As I said in another thread about this:
My 75 400 tach has the 5700 RPM redline on it, and I've had the engine up to nearly 6,000 RPM before. That was when the cast rods were new. Today I wouldn't do that unless I had the next engine ready to go. Old cast rods (by definition, they're all old in 2010 since production ceased in 1978) + high RPM = high probability of coming home on a rollback.
There are 2 theoretical limits to engine RPM. One is related to the piston speed that the short block can handle. For continuous duty that limit for factory cast rods and cast pistons that maximum is 2500 feet per minute (fpm). For maximum RPM, that maximum is 4000 fpm. That works out to 4000 RPM and 6400 RPM (respectively) for the Pontiac 400. The second RPM limit is related to the speed that the main bearings will handle safely and still retain sufficient lubrication ability. That number is 60,000 inches per min for a street engine. Given the 3.000" main bearing size of the 400 CID engine, that works out to 6400 RPM. (Note that the 455 factory crank is the larger 3.250" size, and thus that same limit is reached at 5900 RPM -- lower than the 400 crank.)
Bottom line is that even with all-new guaranteed good pieces, 6400 RPM is the theoretical upper limit for peak RPM on a street engine if you are using cast rods and pistons. ANYTHING less than "perfect" pieces and preparation degrades that limit downward significantly. If you fully race-prep the engine (much stronger forged rods + pistons, oil system enhancements, etc.) you can stretch these limits upward. But doing that will get MUCH more expensive VERY quickly, and your overall long-term reliability will drop significantly.

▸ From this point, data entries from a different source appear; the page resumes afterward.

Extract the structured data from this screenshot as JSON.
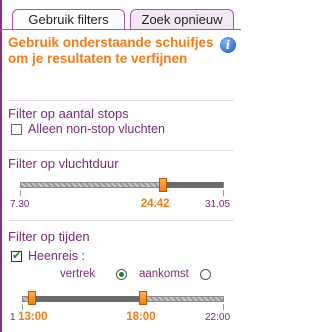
{
  "tabs": {
    "active_label": "Gebruik filters",
    "inactive_label": "Zoek opnieuw"
  },
  "intro_text": "Gebruik onderstaande schuifjes om je resultaten te verfijnen",
  "info_icon_glyph": "i",
  "stops": {
    "title": "Filter op aantal stops",
    "checkbox_label": "Alleen non-stop vluchten",
    "checked": false
  },
  "duration": {
    "title": "Filter op vluchtduur",
    "min_label": "7.30",
    "max_label": "31.05",
    "selected_value": "24.42",
    "fraction": 0.7
  },
  "times": {
    "title": "Filter op tijden",
    "outbound_label": "Heenreis :",
    "outbound_checked": true,
    "radio_departure": "vertrek",
    "radio_arrival": "aankomst",
    "selected_radio": "vertrek",
    "min_label": "1",
    "max_label": "22:00",
    "left_value": "13:00",
    "right_value": "18:00",
    "left_fraction": 0.05,
    "right_fraction": 0.6
  },
  "colors": {
    "accent": "#f07d1a",
    "purple": "#7a2b7a",
    "tab_border": "#b44fb0"
  }
}
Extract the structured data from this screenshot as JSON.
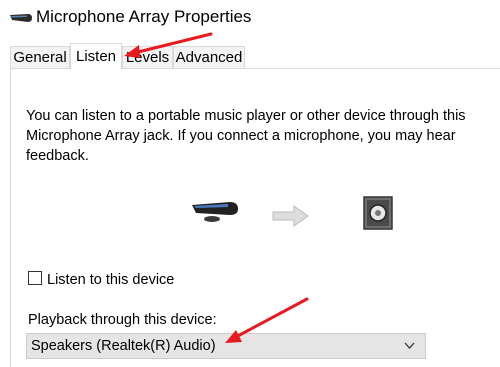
{
  "window": {
    "title": "Microphone Array Properties",
    "icon": "microphone-array-icon"
  },
  "tabs": [
    {
      "label": "General",
      "active": false
    },
    {
      "label": "Listen",
      "active": true
    },
    {
      "label": "Levels",
      "active": false
    },
    {
      "label": "Advanced",
      "active": false
    }
  ],
  "listen": {
    "description": "You can listen to a portable music player or other device through this Microphone Array jack.  If you connect a microphone, you may hear feedback.",
    "source_icon": "microphone-array-icon",
    "arrow_icon": "right-arrow-icon",
    "target_icon": "speaker-icon",
    "checkbox_label": "Listen to this device",
    "checkbox_checked": false,
    "playback_label": "Playback through this device:",
    "playback_selected": "Speakers (Realtek(R) Audio)"
  },
  "annotations": {
    "arrow_color": "#e8191f"
  }
}
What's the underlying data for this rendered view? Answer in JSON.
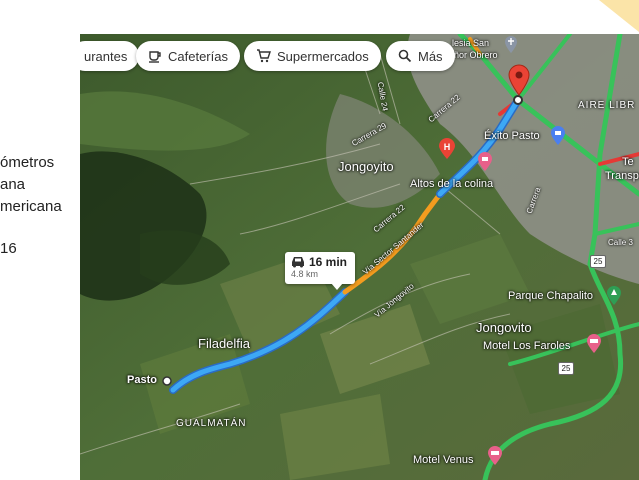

Before anybody jumps in with the protestation that drag cars are different -- drag race engines are a different animal all together. Running an engine all-out for 6-10 seconds, then doing a complete tear down and replacement of many parts, is a LOT different that bolting an engine together that's going to run for even 5,000 miles. The presupposition here is that "street use" implies that your engine will hold together for several years and many thousand miles. Winding it up into the 6,000+ RPM range isn't conducive to accomplishing that goal.
One additional observation: Many (not all, but many) of the latent defects in cast rods can be alleviated by properly preparing them. Generally, that consists of polishing them to remove the part lines and then shot peening them to stress relieve them, and then balancing them to be sure they're all very close in weight. You have to do all of that to eliminate the stress riser points hidden all along the part lines, because that's where the stress put on the rod is concentrated and it facilitates them shattering when the limit is reached. Doing all of that isn't cheap, and it still won't cure the fact that the cast parts fail catastrophically when they DO fail. Given the cost of forged rods today, there's no economic justification for NOT using a forged rod. Yes, cast rods CAN be improved, but WHY?